Loading the libraries
import pandas as pd
2 Separate
2.1 via map - function
Map property applies changes to every element of a column
string_manipulation = pd.DataFrame({'Name': ['1.Anton', '2.Susi', '3.Moni', '4.Renate'],
'Alter': [32,22,62,44],
'Gehalt': [4700, 2400,4500,2500]})
string_manipulation
show_map = string_manipulation.copy()
show_map
Cleanup of the “Name” column
show_map.Name = show_map.Name.map(lambda x: x.split('.')[1])
show_map
Background info how .split works:
x = 'I.am.a.test'
y = x.split('.')
print (y)
z = x.split('.')[1]
print (z)
2.2 via string function
show_str_split = string_manipulation.copy()
show_str_split
new = show_str_split["Name"].str.split(".", n = 1, expand = True)
new
show_str_split["MA-Nummer"]= new[0]
show_str_split["MA-Name"]= new[1]
show_str_split
Exclude unnecessary columns
small_show_str_split = show_str_split.drop(columns=['Name', 'MA-Nummer'])
small_show_str_split
New arrangement of columns
clist = list(small_show_str_split.columns)

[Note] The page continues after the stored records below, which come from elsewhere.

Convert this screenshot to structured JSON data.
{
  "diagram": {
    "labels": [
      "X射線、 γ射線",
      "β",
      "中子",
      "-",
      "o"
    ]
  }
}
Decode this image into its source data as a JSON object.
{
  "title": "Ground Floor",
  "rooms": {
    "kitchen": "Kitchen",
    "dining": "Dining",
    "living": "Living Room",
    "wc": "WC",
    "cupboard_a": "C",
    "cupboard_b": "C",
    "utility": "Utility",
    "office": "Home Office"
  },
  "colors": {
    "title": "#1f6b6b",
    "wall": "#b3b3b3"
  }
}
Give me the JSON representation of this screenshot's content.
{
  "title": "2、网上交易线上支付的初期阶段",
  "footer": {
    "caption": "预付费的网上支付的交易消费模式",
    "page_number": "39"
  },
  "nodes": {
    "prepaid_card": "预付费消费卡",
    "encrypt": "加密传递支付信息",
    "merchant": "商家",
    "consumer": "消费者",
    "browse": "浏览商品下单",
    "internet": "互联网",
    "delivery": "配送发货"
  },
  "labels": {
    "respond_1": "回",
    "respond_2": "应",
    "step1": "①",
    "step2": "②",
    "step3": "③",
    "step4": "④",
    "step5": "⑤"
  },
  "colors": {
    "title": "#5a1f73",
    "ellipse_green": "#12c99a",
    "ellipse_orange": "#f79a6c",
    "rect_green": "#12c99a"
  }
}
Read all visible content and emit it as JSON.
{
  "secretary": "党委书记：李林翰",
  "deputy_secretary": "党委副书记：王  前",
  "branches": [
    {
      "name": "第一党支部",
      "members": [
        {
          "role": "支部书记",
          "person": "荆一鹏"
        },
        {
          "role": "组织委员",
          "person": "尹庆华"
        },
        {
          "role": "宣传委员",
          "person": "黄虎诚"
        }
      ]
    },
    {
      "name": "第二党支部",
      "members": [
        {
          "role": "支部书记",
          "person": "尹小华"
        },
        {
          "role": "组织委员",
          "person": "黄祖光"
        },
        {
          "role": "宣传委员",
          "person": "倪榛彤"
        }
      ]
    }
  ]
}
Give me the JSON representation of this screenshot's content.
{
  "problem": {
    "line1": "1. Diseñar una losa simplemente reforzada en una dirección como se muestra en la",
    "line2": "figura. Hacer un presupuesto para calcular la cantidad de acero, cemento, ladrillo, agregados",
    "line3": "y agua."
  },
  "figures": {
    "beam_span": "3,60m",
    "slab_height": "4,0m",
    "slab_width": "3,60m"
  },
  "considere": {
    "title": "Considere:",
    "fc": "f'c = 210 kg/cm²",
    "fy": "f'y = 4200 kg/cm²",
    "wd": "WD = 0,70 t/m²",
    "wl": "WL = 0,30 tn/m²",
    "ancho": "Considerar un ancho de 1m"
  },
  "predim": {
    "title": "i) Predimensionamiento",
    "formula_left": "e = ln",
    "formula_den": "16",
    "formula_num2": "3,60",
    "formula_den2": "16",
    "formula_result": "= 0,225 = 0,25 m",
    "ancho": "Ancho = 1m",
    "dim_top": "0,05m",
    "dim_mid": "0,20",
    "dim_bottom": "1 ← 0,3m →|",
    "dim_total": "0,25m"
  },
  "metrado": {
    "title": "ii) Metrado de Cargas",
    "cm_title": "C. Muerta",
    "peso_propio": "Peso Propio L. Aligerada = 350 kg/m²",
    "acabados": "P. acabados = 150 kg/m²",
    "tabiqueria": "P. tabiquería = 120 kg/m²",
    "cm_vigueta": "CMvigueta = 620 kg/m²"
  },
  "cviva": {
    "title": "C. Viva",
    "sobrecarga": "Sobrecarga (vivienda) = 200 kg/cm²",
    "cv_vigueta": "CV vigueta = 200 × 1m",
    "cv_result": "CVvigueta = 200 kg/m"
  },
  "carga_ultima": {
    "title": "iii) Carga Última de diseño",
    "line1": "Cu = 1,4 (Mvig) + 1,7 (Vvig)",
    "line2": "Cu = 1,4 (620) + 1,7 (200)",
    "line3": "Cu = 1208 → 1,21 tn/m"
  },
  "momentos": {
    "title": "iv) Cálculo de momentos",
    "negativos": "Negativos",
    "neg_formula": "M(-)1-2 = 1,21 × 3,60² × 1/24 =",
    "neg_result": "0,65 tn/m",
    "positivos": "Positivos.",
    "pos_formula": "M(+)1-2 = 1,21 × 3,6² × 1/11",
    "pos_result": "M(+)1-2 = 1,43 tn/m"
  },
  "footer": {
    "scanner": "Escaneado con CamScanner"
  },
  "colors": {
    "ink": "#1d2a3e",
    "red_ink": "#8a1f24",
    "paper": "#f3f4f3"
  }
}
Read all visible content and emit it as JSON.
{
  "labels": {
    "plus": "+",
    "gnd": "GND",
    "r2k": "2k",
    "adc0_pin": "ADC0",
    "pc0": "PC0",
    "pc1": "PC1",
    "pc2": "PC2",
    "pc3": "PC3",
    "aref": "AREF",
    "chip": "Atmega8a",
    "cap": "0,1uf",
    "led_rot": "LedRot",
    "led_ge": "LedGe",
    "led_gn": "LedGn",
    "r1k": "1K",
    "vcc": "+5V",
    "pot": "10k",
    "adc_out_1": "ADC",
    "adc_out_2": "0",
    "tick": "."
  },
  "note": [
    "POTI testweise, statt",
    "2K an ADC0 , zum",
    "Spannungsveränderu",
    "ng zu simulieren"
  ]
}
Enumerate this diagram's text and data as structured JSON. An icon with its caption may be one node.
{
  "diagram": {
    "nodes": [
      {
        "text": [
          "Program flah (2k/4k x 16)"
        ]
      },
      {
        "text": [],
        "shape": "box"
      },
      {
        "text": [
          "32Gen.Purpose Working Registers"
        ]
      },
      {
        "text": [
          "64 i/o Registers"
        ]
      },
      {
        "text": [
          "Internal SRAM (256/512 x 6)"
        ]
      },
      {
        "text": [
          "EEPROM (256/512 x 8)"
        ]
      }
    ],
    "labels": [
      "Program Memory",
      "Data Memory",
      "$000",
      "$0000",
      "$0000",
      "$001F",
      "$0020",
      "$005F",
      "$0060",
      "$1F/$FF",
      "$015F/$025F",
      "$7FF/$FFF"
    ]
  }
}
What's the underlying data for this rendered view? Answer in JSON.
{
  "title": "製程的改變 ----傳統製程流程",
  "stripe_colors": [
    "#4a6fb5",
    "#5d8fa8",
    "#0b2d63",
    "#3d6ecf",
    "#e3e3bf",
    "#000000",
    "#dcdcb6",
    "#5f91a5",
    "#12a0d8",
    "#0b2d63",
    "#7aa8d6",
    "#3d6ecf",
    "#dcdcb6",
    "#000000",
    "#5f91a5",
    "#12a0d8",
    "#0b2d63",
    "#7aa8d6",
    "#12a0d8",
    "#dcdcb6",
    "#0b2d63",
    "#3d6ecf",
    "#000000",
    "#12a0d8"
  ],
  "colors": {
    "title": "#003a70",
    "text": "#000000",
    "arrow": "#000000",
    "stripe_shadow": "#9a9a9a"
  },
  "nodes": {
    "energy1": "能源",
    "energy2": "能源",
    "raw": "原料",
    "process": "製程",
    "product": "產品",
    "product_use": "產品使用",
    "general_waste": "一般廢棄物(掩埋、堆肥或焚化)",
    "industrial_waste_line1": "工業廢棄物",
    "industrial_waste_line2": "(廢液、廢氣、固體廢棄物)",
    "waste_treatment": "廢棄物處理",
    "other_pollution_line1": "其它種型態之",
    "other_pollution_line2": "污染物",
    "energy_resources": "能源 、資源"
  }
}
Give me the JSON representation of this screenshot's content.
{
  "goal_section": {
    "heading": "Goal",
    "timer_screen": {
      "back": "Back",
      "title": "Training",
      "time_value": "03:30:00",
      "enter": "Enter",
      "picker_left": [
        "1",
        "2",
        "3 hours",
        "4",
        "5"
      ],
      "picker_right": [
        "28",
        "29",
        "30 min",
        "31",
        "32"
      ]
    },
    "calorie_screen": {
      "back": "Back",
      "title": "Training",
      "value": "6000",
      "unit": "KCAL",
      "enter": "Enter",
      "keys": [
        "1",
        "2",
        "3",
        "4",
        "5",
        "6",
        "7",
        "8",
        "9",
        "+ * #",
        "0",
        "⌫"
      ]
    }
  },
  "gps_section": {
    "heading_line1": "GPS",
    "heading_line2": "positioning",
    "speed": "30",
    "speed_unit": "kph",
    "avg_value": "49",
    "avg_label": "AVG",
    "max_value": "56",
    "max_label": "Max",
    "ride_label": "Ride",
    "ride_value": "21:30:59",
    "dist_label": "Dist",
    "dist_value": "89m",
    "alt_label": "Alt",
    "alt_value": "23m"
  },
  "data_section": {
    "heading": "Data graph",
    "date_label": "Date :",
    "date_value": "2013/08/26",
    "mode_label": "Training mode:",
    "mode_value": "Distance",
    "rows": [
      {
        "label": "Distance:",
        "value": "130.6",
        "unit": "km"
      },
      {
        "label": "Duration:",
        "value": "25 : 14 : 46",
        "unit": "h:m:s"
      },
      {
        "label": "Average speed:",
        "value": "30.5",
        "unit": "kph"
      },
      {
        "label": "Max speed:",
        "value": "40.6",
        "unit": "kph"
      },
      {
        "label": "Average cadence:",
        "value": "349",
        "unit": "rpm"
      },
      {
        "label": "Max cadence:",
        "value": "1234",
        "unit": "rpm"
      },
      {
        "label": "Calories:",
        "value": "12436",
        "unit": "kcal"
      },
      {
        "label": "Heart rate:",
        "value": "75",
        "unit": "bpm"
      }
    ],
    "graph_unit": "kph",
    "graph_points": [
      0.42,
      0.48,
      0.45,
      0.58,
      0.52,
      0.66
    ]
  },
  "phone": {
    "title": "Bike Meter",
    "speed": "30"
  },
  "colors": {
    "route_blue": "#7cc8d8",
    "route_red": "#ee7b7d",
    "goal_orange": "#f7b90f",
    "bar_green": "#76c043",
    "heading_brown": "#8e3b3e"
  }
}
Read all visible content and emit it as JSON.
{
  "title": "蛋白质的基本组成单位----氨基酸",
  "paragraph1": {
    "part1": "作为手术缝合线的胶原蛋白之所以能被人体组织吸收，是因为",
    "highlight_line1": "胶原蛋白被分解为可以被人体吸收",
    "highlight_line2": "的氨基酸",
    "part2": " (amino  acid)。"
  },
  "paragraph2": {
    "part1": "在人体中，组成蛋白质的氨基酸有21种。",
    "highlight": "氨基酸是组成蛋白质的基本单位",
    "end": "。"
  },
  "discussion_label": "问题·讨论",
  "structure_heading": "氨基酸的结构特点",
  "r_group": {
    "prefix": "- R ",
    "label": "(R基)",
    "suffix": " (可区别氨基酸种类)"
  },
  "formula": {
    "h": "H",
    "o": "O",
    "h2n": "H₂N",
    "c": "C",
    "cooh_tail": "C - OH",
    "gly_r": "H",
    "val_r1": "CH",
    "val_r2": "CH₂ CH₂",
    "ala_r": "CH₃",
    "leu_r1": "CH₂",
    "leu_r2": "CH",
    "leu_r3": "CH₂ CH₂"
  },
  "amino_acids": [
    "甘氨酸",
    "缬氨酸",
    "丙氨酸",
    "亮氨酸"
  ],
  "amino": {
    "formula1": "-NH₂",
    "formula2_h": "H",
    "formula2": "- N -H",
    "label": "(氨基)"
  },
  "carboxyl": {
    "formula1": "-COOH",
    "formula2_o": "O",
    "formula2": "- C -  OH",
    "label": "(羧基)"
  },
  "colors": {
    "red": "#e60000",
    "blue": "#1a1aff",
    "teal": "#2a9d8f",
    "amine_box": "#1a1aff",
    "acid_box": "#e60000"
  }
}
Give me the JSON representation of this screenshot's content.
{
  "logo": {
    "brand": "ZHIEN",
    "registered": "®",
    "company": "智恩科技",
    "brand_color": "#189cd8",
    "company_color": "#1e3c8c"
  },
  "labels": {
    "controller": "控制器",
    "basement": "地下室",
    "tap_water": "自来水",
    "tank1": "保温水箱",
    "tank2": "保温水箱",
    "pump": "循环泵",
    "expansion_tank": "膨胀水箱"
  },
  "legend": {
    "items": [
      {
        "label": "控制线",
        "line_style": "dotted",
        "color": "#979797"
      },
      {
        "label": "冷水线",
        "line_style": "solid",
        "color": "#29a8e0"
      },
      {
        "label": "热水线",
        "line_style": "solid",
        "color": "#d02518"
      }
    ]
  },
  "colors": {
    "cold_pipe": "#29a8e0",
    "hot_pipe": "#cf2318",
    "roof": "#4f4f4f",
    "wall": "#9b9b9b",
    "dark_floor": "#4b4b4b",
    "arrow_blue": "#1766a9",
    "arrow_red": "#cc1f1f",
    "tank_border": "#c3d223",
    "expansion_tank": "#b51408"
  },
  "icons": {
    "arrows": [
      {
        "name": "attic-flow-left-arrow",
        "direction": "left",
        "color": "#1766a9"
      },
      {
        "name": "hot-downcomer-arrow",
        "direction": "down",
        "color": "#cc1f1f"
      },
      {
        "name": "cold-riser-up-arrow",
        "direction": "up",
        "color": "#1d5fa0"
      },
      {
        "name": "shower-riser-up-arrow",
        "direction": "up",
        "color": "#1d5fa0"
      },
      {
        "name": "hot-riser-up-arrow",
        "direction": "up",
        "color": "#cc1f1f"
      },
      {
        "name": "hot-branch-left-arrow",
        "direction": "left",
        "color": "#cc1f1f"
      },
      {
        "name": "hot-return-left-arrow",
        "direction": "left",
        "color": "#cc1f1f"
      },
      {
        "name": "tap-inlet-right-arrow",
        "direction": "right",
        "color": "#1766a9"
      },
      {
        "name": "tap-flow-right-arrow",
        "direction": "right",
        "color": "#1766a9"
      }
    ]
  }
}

clist_new = clist[-1:]+clist[:-1]
small_show_str_split = small_show_str_split[clist_new]
small_show_str_split
3 Unite
3.1 two columns
df = pd.DataFrame({'Year': ['2014', '2015'], 'quarter': ['q1', 'q2']})
df
df['period'] = df[['Year','quarter']].apply(lambda x : '{}{}'.format(x[0],x[1]), axis=1)
df
3.2 three and more columns
df = pd.DataFrame([['USA', 'Nevada', 'Las Vegas'], ['Brazil', 'Pernambuco', 'Recife']], columns=['Country', 'State', 'City'],)
df
df['AllTogether'] = df[['Country','State', 'City']].apply(lambda x : '{},
{} & {}'.format(x[0],x[1],x[2]), axis=1)
df
4 add_prefix
show_prefix2 = small_show_str_split.copy()
show_prefix2
show_prefix2['MA-Name'] = show_prefix2['MA-Name'].apply(lambda x: "{}{}".format('MA: ', x))
show_prefix2
5 add_suffix
show_suffix = show_prefix2.copy()
show_suffix
show_suffix['Betriebszugehörigkeit'] = show_suffix['Betriebszugehörigkeit'].apply(lambda x: "{}{}".format(x, ' Jahre'))
show_suffix
6 Conclusion
This was a small insight into the subject of string manipulation.